Le 11 mars, Dignac et Veyrier-Montagnères s’affrontent au pistolet sur un pré bordelais. Au commandement, seul l’Arcachonnais tire, blessant légèrement Dignac en haut de la cuisse. D’après sa fille, « Dignac, excellent tireur, a épargné la vie du maire d’Arcachon ». Lequel ne perd pas de temps pour convoquer son conseil qui vote un texte constatant « Le réveil brutal de la jalousie testerine contre Arcachon, troisième ville du département (…) dont les intérêts n’ont rien de commun avec ceux des autres villes du canton dont elle paye les deux tiers de l’impôt total ».
La solution est vite trouvée : « Il faut demander la constitution d’Arcachon en canton séparé de La Teste ». On consulte les élus. La Teste et Gujan votent contre mais Le Teich accepte. On peut se demander pourquoi. Au Conseil général, Pierre Dignac démontre qu’il a toujours défendu les intérêts d’Arcachon depuis deux ans mais il se rallie à l’avis de la commission. Si bien que, au bout de la chaîne démocratique, le président Fallières décrète qu’Arcachon devient canton distinct de La Teste, le 14 avril 1906. Une année 1906 encore fort troublée à Arcachon. D’abord parce que, le 21 septembre, le Grand Hôtel brûle de haut en bas, faute de pression d’eau. Ensuite, parce qu’une compagnie d’infanterie, vingt-cinq gendarmes à pied et autant à cheval, est massée dans la ville, le 19 février.

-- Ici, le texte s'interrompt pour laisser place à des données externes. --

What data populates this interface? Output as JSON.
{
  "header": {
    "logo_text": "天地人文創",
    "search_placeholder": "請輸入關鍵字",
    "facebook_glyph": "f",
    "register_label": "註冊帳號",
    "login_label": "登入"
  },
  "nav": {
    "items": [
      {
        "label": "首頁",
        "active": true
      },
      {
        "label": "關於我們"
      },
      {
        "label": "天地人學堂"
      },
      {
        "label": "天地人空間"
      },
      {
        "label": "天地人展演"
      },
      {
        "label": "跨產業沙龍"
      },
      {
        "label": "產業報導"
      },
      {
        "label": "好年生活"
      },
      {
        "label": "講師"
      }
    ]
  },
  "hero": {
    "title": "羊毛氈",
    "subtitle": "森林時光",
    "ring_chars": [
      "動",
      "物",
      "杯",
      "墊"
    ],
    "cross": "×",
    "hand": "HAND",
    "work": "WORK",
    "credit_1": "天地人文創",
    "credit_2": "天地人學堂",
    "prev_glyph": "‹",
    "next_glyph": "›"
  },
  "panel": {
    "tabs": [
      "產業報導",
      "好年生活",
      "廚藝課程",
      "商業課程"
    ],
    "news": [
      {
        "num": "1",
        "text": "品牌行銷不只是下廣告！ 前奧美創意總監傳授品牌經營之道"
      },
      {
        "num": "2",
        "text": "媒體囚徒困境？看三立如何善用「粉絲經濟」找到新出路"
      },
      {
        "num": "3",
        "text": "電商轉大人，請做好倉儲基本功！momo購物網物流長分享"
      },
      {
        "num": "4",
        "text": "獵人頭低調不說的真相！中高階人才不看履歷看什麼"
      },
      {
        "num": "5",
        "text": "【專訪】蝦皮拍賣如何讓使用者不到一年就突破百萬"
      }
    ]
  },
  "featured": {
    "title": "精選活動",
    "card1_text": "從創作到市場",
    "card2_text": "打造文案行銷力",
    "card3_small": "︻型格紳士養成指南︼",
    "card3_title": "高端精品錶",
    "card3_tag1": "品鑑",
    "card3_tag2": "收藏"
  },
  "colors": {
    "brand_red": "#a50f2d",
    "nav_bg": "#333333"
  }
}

Il s’agit d’effectuer les inventaires religieux, indispensables à la séparation de l’Église et de l’État. La semaine précédente des fidèles ont bruyamment résisté à l’opération dans Notre-Dame et en ont chassé les autorités. Cette fois, le grand concours de force ne trouve face à lui que le curé Metreau, futur évêque, entouré de cent paroissiens. Tous protestent contre l’opération qui, cependant s’achève sans heurts, bien que deux résistants soient condamnés à huit jours de prison pour avoir crié aux policiers « A bas les voleurs ! ». Une rude période, que ces années-là ! Mais on a échappé au pire. Car si Dignac avait tué Veyrier-Montagnéres, il aurait privé Arcachon de l’un de ses meilleurs maires. C’est une autre histoire.